As described above, according to the cultivation light source of the present invention, the light of the optical semiconductor element substantially parallel to the surface of the panel can be reduced by the reflection member provided with the reflection surface having a specific opening angle. Therefore, almost all light of the optical semiconductor element can be irradiated on the culture medium side, and the irradiation efficiency on the culture medium can be further improved. In addition, since the light emitting element is configured by directly mounting the optical semiconductor element on the printed circuit board, and the structure in which the reflecting member is arranged along the edge of the light emitting element, it can be manufactured by a simple process, and the manufacturing cost is reduced. Can be further reduced.

[Brief description of the drawings]

FIG. 1 is a partially broken perspective view showing the entire structure of a cultivation light source according to the present invention.

FIG. 2 is a plan view of a plate-shaped light emitting body arranged on a panel.

FIG. 3 is a longitudinal sectional view showing a mounting state of each optical semiconductor element in a light emitting body.
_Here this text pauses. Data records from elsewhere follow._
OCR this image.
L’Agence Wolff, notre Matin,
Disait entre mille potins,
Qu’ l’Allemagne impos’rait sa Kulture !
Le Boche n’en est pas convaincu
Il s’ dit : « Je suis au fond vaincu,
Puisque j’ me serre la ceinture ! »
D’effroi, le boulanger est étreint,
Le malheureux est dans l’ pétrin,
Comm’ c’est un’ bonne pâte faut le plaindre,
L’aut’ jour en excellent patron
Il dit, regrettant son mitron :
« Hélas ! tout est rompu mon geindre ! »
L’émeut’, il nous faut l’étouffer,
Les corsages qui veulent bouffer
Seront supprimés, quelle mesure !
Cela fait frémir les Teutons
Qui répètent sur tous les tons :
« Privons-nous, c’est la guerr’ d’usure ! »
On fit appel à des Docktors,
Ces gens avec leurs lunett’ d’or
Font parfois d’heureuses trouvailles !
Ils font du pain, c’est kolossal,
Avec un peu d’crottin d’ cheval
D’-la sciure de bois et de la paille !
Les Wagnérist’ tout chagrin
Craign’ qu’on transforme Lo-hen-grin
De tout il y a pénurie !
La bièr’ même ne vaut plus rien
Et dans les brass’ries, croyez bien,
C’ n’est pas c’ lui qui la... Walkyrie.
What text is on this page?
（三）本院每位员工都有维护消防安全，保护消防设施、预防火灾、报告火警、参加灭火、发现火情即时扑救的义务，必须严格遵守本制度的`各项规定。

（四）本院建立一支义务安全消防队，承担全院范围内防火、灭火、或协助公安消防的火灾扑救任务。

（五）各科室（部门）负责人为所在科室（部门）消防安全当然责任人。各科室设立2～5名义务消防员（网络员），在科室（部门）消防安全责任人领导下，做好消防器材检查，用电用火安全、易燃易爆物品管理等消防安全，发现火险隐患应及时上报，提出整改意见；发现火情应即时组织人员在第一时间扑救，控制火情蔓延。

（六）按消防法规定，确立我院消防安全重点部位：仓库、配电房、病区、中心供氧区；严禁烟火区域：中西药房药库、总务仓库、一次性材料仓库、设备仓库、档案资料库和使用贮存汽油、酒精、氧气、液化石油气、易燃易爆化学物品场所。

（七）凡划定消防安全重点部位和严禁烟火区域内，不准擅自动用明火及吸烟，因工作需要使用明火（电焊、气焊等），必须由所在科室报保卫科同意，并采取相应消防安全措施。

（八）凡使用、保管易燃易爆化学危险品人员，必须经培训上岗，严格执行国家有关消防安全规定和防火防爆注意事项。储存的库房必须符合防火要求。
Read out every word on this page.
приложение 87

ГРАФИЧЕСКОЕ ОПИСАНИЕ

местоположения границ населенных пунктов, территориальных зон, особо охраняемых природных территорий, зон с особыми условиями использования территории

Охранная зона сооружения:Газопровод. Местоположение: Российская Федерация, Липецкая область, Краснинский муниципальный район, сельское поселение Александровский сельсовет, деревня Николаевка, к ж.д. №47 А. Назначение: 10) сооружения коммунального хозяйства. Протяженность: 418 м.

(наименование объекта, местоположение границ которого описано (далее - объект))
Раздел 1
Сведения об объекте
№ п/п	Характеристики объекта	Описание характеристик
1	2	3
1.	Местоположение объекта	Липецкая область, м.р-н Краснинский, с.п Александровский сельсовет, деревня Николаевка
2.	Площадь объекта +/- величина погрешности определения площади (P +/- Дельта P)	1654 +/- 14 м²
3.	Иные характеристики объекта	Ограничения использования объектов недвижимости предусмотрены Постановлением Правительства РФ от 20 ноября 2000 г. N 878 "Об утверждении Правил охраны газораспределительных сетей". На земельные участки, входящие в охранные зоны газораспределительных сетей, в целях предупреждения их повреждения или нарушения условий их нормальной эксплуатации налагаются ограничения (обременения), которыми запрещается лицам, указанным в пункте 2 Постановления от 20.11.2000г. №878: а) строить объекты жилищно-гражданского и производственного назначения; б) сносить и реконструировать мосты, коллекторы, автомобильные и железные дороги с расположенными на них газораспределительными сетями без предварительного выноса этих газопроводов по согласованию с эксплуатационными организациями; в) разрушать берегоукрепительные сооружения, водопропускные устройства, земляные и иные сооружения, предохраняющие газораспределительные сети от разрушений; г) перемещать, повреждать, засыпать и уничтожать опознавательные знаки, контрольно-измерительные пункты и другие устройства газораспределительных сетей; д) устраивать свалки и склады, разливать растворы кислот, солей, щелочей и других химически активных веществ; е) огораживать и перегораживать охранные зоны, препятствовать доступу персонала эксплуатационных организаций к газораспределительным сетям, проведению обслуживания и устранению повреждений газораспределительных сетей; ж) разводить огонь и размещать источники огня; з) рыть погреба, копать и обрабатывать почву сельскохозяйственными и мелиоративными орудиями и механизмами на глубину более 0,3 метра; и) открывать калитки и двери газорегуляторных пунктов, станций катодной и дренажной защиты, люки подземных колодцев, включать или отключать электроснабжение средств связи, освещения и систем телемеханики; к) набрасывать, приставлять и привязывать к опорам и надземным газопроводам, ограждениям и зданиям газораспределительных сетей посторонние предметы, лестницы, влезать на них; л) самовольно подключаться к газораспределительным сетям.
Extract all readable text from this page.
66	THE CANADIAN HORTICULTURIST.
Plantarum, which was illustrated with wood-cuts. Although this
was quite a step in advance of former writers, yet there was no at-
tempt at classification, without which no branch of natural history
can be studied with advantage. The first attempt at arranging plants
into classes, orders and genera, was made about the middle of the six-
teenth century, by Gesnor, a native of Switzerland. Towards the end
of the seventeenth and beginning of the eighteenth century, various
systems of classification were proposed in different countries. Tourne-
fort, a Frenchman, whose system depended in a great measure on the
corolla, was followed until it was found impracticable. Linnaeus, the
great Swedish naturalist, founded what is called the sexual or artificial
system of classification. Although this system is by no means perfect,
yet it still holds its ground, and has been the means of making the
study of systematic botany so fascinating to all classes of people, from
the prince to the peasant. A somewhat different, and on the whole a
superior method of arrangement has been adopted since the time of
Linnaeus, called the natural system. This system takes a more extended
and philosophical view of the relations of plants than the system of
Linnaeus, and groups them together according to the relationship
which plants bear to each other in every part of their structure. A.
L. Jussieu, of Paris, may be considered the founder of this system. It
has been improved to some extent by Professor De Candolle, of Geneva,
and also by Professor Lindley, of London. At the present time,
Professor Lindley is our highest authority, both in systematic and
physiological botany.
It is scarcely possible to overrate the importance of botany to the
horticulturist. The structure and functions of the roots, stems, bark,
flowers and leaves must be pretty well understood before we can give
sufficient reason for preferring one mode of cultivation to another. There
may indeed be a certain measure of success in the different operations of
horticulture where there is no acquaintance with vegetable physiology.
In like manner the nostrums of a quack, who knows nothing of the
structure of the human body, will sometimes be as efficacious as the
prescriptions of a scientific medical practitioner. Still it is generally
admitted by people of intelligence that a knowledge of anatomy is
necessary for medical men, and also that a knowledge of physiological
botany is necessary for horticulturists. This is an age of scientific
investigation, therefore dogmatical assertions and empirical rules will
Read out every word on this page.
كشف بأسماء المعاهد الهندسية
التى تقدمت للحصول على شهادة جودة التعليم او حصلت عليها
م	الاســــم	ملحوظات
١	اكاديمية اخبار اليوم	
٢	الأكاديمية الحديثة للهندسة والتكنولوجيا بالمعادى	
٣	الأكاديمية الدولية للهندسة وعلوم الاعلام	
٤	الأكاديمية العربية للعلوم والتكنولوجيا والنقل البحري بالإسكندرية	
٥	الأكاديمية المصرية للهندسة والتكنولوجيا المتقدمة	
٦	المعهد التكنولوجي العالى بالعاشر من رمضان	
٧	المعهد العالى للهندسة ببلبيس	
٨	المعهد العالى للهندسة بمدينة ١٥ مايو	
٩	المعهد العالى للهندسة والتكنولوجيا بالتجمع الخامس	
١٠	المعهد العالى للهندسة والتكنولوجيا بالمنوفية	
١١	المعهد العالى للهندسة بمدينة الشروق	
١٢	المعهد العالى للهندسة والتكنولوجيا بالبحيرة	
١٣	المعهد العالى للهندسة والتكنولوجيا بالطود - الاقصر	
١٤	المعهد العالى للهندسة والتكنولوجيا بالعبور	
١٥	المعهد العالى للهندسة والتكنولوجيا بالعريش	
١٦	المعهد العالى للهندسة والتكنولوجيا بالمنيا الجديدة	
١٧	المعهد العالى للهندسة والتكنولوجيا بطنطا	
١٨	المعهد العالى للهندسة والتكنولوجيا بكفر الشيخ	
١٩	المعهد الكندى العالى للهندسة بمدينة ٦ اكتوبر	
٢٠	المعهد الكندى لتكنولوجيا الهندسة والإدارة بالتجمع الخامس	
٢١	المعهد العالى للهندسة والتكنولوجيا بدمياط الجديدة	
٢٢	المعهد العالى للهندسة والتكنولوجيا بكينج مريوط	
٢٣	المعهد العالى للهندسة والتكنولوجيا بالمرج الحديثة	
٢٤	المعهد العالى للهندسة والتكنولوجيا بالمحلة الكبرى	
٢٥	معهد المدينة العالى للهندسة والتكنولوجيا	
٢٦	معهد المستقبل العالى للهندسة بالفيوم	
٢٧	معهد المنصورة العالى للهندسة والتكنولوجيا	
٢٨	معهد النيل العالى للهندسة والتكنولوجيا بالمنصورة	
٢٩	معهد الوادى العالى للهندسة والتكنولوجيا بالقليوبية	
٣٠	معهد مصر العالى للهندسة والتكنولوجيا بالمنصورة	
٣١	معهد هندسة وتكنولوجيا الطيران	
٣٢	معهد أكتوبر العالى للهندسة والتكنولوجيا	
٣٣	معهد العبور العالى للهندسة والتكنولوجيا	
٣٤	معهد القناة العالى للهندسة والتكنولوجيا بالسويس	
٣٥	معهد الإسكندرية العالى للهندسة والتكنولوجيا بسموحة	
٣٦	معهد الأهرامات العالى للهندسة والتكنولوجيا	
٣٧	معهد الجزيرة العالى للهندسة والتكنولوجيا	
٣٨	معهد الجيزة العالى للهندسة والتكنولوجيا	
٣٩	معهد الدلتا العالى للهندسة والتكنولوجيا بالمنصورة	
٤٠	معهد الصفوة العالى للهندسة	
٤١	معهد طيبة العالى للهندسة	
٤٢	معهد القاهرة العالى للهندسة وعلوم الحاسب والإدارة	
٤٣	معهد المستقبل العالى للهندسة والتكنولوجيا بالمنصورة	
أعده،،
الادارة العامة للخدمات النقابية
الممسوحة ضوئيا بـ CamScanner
FIG. 4 is a perspective view showing the outer shape of a reflection member.

[Explanation of symbols]

 1: Panel 2: Light emitting body 21: Printed circuit board 24: Optical semiconductor element 26: Moisture proof material 3: Reflective member 31: Reflective surface 5: Protective plate 8: Cooling space θ: Opening angle

──────────────────────────────────────────────────続 き Continued on the front page (51) Int.Cl. ⁷ Identification symbol FI Theme court ゛ (Reference) H01S 5/02 H01S 5/02 (72) Inventor Hiroyuki Watanabe 1000 Kamoshita-cho, Aoba-ku, Yokohama-shi, Kanagawa Mitsubishi Chemical Inside Yokohama Research Institute, Inc. (72) Inventor Fumihiro Tanaka 1000 Kamoshita-cho, Aoba-ku, Yokohama-shi, Kanagawa Prefecture Mitsubishi Chemical Corporation Yokohama Research Institute F-term (reference) 2B022 AA03 DA01 DA05 DA17 5F041 AA42 CA36 CA37 CA53 CA57 DA07 DA13 DA20 DA44 DA45 DA55 DB08 DC26 EE23 FF16 5F073 AB25 BA09 CA05 EA06 FA15 FA24 FA29

Claims (4)

[Claims] 1. A light source used for plant cultivation, comprising: a panel (1) installed substantially opposite to a culture medium; and a plurality of plate-like light emitters (2) arranged on the surface of the panel (1). )
And a reflecting member (3) arranged along the edge of the luminous body (2). Each luminous body (2) has a large number of optical semiconductor elements (24) on a printed circuit board (21). These optical semiconductor elements are directly attached and a transparent moisture-proof material (2
6), and the reflection member (3) has an opening angle (θ) of 110 to 15 with respect to the surface of the adjacent luminous body (2).
A light source for cultivation, comprising a reflecting surface (31) set at 0 degrees. 2. The reflection member (3) has two side surfaces on the reflection surface (3).
The cultivation light source according to claim 1, comprising a substantially triangular prism-shaped outer shape formed as 1), wherein the height direction is arranged along an edge of the luminous body (2). 3. The cultivation light source according to claim 1, wherein the front side of the panel is airtightly covered with a transparent protective plate. 4. The cultivation light source according to claim 1, wherein a cooling space (8) capable of supplying a cooling medium is provided on a back surface of the panel (1).